Cuando la cabeza de perforación de una plataforma petrolífera situada a 1500 metros bajo la superficie del agua se comunica con el centro de mantenimiento en tierra, o cuando unos sensores informan a través de una aplicación de que la temperatura durante el transporte de medicamentos se encuentra fuera del rango permitido, estamos hablando del Internet de las cosas (IoT). La interconexión de herramientas y máquinas, coches y escaleras mecánicas, electrodomésticos y robots está transformando todos los sectores económicos. El IoT abre enormes oportunidades para las empresas, pero también conlleva riesgos de seguridad.
La web de las cosas es inconcebible sin el big data y la analítica. Solo la recopilación masiva de datos y su evaluación inteligente permiten la interconexión. Los requisitos para la gestión de datos son enormes. Los flujos de información deben procesarse en fracciones de segundo. La inteligencia artificial (IA) ayuda en este sentido.
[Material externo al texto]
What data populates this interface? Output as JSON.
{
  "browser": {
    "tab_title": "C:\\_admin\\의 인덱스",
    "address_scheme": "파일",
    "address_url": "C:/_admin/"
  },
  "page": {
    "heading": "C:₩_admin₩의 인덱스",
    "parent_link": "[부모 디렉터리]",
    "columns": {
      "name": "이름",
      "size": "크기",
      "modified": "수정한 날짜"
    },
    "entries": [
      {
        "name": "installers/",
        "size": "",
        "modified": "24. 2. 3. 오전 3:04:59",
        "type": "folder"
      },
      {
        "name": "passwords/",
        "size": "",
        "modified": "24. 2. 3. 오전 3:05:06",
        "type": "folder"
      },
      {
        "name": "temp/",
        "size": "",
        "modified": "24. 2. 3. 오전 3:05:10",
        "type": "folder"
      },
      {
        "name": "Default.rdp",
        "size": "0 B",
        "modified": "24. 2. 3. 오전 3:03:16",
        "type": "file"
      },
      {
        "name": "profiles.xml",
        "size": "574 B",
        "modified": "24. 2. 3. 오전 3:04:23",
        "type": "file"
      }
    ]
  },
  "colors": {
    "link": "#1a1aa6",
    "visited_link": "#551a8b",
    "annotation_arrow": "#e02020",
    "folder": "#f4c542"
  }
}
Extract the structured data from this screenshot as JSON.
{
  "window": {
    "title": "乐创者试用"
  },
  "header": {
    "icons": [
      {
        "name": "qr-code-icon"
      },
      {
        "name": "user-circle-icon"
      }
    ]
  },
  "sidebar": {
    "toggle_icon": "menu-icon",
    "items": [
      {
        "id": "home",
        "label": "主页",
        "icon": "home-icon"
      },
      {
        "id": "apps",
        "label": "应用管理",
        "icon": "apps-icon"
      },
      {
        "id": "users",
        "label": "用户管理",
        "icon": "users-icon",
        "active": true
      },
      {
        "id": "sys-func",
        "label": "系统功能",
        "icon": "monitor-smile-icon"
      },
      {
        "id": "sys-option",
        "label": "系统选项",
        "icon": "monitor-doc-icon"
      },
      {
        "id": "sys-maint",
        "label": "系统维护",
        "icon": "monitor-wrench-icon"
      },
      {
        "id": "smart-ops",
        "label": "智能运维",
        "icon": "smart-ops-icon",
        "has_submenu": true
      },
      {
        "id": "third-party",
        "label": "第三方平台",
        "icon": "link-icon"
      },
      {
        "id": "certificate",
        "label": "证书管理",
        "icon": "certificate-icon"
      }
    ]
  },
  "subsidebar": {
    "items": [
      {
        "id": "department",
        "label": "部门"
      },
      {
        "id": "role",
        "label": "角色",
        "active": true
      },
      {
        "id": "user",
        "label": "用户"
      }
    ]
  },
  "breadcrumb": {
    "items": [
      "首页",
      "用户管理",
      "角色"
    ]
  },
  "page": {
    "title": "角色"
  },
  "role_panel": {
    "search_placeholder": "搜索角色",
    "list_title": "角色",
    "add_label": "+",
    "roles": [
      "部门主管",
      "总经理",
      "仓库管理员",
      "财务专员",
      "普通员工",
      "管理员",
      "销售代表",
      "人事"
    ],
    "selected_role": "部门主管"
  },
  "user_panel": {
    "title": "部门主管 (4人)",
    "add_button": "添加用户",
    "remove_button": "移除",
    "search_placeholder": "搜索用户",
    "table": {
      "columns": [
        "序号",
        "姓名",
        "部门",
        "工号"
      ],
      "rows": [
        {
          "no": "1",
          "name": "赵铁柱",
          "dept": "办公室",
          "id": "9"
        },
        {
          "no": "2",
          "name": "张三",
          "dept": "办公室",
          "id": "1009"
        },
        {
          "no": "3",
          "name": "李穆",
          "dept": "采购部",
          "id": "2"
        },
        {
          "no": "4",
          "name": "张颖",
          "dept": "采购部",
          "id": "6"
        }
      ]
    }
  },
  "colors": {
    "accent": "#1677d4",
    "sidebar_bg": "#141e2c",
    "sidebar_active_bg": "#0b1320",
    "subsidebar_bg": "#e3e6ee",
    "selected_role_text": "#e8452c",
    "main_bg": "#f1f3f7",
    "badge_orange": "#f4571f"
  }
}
Según una encuesta realizada a unos 500 directivos industriales en los países de habla alemana, una de cada dos empresas manufactureras ya utiliza la IA. Patrick Schwarzkopf, de la Asociación Alemana de Fabricantes de Maquinaria y Equipos, departamento de Robótica y Automatización: «Y la proporción crece rápidamente, al igual que los campos de aplicación». Para algunas pymes alemanas, el IoT es como vino viejo en odres nuevos: empresas como SEW Eurodrive, Claas Landmaschinen o Stiebel Eltron ya enviaban datos de máquina a máquina hace más de diez años. En aquel entonces, el objetivo era promover la automatización. En el caso de las empresas de suministro energético, hace ya 20 años se aclamó una forma temprana de IoT: la lectura de contadores de calefacción. Ya entonces, los empleados ya no tenían que entrar en las viviendas, sino que podían quedarse en sus coches, ya que podían leer los datos a distancia desde allí. Entretanto, las empresas de suministro han avanzado aún más: Smart Power Grid, por ejemplo, se refiere a redes de distribución inteligentes para el suministro de electricidad. En este caso, el suministro de energía se adapta al consumo actual con ayuda del IoT. ¿Una larga noche electoral en Estados Unidos o un partido de fútbol en Alemania? Millones de personas se sientan entonces frente al televisor. Consecuencia: se suministra más energía a las redes. Y aún hay más. Surgen nuevos campos de negocio, por ejemplo, porque las empresas suministradoras complementan los productos existentes con servicios adicionales del IoT o desarrollan productos completamente nuevos con funciones del IoT.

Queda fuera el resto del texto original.